ヒッタイト人は鉄を生産し、他の民族よりいち早く鉄の武器と鉄の戦車を駆使して近隣を制覇し一大王国を作り上げました。このことから「鉄のヒッタイト」「鉄文明のヒッタイト」と呼ばれております。しかし製鉄技術も冶金技術もヒッタイト人より昔の民族が発明確立しております。これらを含めて前述の名称が使われております。

アーチの場合も大きく花開いたローマ時代を称して「ローマのアーチ」と云って差し支えないと思います。

アーチの起源を探すというのは容易ではありません。この時代の記録は文字(石碑やレリーフ)・レリーフの絵・副葬品などしかありません。勿論これらからアーチの情報など得ることが出来ず、いきおい現存する遺跡を訪ね歩くことになりました。

 

各地に誕生した文明にそれぞれにアーチが発生したかというと、どうもそうではありません。中米のインカ・アステカ・マヤ等。アジアではインダス流域やインドシナ半島のアンコール・クメールなどの地域にはその形跡はありません。

インドにはギリシャ時代に比べてずっと新しいが、ムガール朝(16世紀~)以降タージマハール始め美しいアーチが沢山ありますがこれはイスラム教と共に伝来したものです。17世紀に中国・西双版納(シーサンパンナ)州建水市の双龍橋は「インド人」の建設で技術輸出もしております。

南米で観たアーチは全てスペインの侵略以降です。中米グアテマラ・ホンジュラス辺りはまだ訪れておりませんが望みはゼロです。
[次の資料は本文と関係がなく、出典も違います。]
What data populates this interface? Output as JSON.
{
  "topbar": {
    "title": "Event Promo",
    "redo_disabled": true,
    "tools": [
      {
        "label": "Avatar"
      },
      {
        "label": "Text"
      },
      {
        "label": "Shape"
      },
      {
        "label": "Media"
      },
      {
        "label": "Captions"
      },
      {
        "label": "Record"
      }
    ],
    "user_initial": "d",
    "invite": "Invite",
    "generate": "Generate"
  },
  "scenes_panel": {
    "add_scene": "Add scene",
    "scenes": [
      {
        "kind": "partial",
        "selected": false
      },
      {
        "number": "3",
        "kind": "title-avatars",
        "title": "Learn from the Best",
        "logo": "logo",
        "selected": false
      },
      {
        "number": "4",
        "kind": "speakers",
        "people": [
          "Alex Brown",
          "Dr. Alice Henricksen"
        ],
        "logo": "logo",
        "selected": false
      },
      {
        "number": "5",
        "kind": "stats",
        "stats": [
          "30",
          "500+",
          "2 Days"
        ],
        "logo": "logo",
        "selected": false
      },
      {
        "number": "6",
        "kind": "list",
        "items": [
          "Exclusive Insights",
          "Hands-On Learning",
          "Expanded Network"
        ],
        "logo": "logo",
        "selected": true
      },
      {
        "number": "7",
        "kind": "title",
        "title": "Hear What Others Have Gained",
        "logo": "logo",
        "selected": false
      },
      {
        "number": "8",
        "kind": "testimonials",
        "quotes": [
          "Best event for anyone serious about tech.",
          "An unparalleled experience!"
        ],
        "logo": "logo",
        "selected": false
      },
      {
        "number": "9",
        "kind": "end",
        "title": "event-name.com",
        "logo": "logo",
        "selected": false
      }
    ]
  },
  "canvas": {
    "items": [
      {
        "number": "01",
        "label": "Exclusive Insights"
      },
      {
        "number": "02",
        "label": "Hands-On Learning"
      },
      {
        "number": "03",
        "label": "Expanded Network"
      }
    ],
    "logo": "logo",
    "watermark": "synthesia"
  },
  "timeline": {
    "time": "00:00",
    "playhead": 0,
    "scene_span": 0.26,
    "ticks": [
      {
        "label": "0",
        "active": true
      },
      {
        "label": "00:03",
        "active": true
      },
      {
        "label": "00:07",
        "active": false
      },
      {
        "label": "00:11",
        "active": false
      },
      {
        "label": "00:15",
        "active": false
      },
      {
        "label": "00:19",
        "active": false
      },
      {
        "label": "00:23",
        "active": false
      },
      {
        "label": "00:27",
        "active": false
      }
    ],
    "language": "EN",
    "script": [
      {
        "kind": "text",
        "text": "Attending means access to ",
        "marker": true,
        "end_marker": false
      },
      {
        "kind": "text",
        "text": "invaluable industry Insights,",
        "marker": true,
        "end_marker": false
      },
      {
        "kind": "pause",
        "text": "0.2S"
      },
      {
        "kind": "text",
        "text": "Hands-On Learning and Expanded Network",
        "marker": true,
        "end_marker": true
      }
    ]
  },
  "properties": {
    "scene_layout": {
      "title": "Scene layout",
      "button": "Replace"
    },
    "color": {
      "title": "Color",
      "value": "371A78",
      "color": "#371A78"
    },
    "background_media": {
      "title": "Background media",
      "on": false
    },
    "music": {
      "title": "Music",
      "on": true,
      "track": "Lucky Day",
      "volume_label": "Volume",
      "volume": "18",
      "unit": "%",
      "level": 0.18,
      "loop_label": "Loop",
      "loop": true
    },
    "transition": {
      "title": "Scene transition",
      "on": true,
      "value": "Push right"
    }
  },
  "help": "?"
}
あと可能性に淡い期待が望めるのは、中国・三星堆遺跡(別名青銅仮面王国。3300年前。成都から北東30Km広漢市)です。1929年に存在が知られ発掘が続けられ、1984年(わずか25年ほど前)世界中が驚くほどの品々が出土しました。これにより今まで大河流域の文明発祥は世界四大が世界五大になる可能性が出てきました。素人の私が見ても見事さ・独自の文化というのがはっきり判ります。特に青銅仮面(高67Cm・幅137Cm)の巨大さと独特な風貌、300Kgにもおよぶ面を造った鋳造技術。大小の青銅釣鐘36個の打楽器「編鐘」・二段横並び配置は二人以上の奏者で、当然和音のある演奏が想像できる。

日本の埴輪の時代より2000年以上昔の揚子江上流文明に驚きました。

黄河文明では殷と同じ時代です。黄河文明と違って文字を持たなかった、あるいは未発達のため歳月の中に埋没したと思えます。まだ調査中で遺跡は開放されておりません。開放されたら墳墓など地下構造物にアーチがあったら・・・・・と期待しています。
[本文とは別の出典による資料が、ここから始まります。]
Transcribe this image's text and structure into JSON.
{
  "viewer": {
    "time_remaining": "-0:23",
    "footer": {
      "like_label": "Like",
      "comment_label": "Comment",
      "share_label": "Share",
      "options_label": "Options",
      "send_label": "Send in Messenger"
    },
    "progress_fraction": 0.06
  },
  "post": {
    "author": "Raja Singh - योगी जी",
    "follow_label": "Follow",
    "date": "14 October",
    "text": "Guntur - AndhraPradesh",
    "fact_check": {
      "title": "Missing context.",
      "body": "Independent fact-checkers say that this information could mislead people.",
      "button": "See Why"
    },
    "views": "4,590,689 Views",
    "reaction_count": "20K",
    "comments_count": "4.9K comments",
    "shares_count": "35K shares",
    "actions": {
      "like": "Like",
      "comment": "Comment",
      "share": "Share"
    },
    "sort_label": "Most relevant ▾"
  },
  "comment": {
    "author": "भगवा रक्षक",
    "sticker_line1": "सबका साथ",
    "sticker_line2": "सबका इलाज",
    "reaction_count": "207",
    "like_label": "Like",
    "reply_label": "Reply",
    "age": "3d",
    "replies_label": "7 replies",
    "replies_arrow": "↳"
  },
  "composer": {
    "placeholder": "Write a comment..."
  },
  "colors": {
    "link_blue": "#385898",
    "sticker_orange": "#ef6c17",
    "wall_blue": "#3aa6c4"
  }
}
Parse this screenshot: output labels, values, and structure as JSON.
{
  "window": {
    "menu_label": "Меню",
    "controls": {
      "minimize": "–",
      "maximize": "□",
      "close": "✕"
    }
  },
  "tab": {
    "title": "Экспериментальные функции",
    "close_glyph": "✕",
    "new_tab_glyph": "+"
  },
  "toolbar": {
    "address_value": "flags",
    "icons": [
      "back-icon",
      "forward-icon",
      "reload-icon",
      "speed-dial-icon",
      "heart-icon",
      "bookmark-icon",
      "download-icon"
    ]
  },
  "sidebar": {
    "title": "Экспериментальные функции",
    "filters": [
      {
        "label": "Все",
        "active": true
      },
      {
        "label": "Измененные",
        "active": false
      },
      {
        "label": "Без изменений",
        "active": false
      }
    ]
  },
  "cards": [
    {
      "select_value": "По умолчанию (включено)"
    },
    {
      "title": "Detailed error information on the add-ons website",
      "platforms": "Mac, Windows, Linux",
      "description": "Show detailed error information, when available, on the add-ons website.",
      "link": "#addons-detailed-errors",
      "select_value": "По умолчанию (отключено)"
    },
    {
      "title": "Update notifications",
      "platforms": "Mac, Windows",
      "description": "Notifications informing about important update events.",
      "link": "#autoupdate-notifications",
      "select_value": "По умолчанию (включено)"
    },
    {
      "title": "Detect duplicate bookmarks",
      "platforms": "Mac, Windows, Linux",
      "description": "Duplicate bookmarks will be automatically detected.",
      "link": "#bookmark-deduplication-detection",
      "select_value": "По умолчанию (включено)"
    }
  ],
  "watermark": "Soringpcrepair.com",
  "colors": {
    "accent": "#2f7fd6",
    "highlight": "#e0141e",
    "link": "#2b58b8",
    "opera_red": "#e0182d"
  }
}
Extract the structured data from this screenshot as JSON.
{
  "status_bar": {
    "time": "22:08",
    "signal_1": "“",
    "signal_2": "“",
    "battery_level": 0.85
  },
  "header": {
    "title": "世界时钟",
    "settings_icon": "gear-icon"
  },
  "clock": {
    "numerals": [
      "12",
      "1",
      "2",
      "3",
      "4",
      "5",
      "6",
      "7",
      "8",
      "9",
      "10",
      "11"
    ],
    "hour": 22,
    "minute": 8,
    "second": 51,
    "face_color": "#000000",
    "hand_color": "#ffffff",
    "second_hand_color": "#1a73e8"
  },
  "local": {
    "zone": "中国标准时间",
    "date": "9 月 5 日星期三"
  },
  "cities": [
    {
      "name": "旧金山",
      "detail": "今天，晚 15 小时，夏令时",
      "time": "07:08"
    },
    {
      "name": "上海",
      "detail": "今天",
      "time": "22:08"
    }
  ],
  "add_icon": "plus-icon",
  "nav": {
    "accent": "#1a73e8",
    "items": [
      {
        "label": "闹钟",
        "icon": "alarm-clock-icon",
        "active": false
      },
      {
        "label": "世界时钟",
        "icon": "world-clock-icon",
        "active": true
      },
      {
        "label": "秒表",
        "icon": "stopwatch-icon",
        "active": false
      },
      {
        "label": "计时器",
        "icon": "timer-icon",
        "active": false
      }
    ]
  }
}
ナイル・チグリスユーフラテス・地中海沿岸そして黄河のユーラシア大陸の地続き地域は互いに関連があり、技術伝播によってアーチを建設したと思えます。

アーチの発生の場所と年代についてエジプト・イラク辺りに6000年前とする説があります。勿論現物が無いので何かの資料によるものと思えます。
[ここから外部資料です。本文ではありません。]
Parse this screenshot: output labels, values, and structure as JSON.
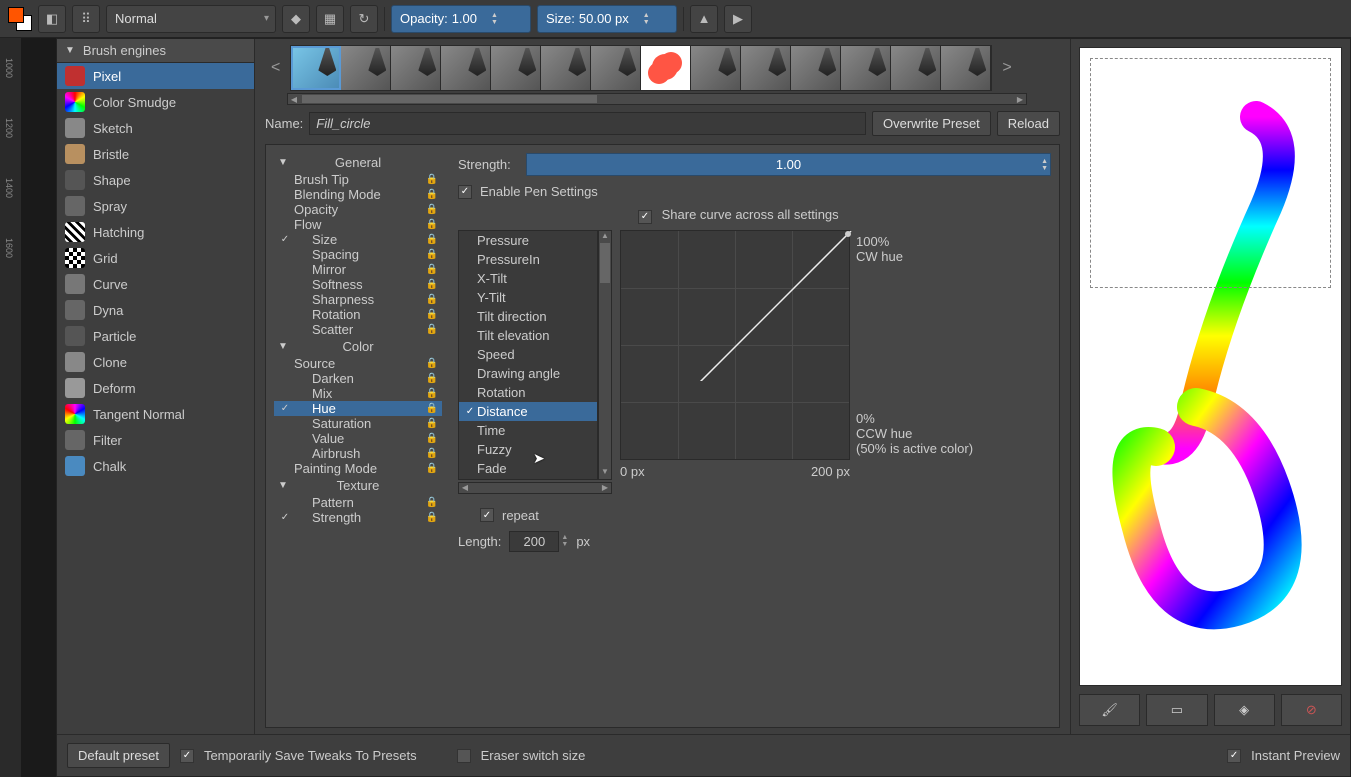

古代エジプト遺跡にはアーチは無かった、有名なギザのクフ王(紀元前26世紀)のピラミッドの内部は持ち送り構造で上昇通路(大回廊)・合掌(迫り持ち)構造で王の間などで空間を確保している。このような構造はマヤのチチェンイッツア遺跡とカリブ海岸よりの遺跡に有ったことは記憶しており、他の遺跡でも見かけたがアーチではないので無視し所在は覚えていない。

ただ、私は見ていないがクフ王の孫メンカウラーのピラミッドにはアーチ構造があるという、とすれば最古のアーチ(紀元前26世紀)ということになる。

遺跡を巡礼してイタリヤ半島・アナトリヤ・チグリスユーフラテス辺りにアーチの知見と建造技術が最初に発生したのではないかと思っています。

今回の旅でアーチは紀元前13世紀以前に発生したことは判りました。

以上を知識として皆様にお知らせいたします。